E' innanzitutto una commedia, Bomber, una storia che spinge al sorriso per le vicende, tenere e realistiche, dei suoi tre protagonisti. Il tono lieve, dolceamaro, della narrazione, non toglie tuttavia nulla allo spessore e alla credibilità dei fatti raccontati: è facilissimo vedere, nelle dinamiche che vedono coinvolto il vecchio Alistar, sua moglie e suo figlio, la realtà di tanti nuclei familiari moderni, schiacciati da un contrasto generazionale qui più largo del solito (la differenza di età tra l'uomo e suo figlio sembra superare i 40 anni) e da un'incapacità quasi "genetica" di comunicare. Ma la riflessione sociologica del film, pure importante e non banale, è qui celata da una dimensione limitata, quasi raccolta, tutta concentrata sul microcosmo familiare composto dai tre, e perennemente "mobile": il viaggio, da sempre emblema di formazione e trasformazione personale, diventa qui strumento di riflessione e (ri)scoperta degli affetti, luogo di confronto e occasione di rigenerazione da sperimentare insieme. Sono due, le linee di tensione principali che la sceneggiatura mette in evidenza: quella tra Alistar e Ross, il primo educato da sempre a reprimere i sentimenti, a tenerli rigidamente chiusi e nascosti, e il secondo totalmente in balia di essi, schiacciato da una sensibilità quasi femminile che gli fa guadagnare la sufficienza del genitore; e quello tra l'anziano uomo e sua moglie Valerie, con un rapporto congelato e immobilizzato da decenni di mancata comunicazione, e tuttavia incredibilmente vivo se appena si scava sotto la superficie. A tali linee di tensione se ne somma una terza, invisibile ma altrettanto importante: quella tra il giovane e la sua fidanzata Leslie, i cui esiti porteranno Ross a una riflessione che si rivelerà benefica anche per i suoi genitori.

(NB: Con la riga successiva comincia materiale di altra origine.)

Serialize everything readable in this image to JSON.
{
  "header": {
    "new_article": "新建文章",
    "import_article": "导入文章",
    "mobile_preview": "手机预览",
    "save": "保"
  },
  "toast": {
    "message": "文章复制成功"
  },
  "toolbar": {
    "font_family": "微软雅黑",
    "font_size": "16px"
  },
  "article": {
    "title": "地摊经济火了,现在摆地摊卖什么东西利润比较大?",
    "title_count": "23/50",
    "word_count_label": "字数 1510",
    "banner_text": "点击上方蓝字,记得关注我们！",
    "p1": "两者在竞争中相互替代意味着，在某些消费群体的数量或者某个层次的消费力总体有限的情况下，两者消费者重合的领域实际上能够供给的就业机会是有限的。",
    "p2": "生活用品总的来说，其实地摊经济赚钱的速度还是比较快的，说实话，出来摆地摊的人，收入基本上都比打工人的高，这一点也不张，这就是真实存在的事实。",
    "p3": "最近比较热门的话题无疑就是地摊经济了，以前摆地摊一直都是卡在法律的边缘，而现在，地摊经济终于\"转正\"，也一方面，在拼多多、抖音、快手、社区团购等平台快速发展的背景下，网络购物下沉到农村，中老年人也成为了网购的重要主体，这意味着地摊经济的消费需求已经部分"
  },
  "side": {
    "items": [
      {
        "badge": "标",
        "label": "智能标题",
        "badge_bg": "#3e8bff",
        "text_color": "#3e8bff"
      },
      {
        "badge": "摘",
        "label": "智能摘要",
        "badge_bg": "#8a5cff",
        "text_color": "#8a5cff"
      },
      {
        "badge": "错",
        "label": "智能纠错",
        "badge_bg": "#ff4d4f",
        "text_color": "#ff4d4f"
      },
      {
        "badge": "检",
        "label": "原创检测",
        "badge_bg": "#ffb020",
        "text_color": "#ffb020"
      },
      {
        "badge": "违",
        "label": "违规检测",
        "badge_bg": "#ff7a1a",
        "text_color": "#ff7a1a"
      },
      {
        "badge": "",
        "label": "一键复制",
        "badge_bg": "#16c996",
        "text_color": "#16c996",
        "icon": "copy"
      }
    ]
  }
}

Il viaggio, che Alistar ha intrapreso (secondo la sua educazione) come occasione di "espiazione" personale, e che lo costringe a una difficile confessione pubblica, diviene così tutt'altro: un momento di riscoperta e rafforzamento dei legami, che per tutti e tre i personaggi resterà scolpito indelebilmente nella memoria. Il tono che lo script sceglie per raccontarlo è, come si è detto, un esempio di raro equilibrio tra lievità e credibilità: si sorride per i tanti momenti grotteschi disseminati nella narrazione, ma si resta conquistati (e spesso commossi) dallo spessore e dalla disarmante umanità dei tre protagonisti. Stupisce molto che il regista abbia dichiarato, nella conferenza stampa di presentazione del film, di non essere uno sceneggiatore e di odiare la scrittura: uno script così equilibrato e riuscito, capace di offrire uno sguardo tanto profondo, e al contempo leggibile, di dinamiche come quelle familiari, è difficile da trovare nel cinema moderno; ancor meno in un esordio. Parte della riuscita di Bomber si deve anche alle interpretazioni dei tre attori principali, a cui Cotter si affida senza sacrificare il vigore (e l'evidente divertimento) della sua regia: in particolare, il volto di Benjamin Whitrow (interprete con una lunga carriera, soprattutto televisiva) rende al meglio la perenne tensione emotiva, celata sotto la corazza di apparente impassibilità, che caratterizza il personaggio di Alistar. Alla fine del viaggio, ci si scopre affezionati, inevitabilmente, a lui come agli altri due protagonisti: e ci si ritrova ad attendere, con giustificata curiosità, il prossimo film di Paul Cotter, sperando in un destino distributivo migliore.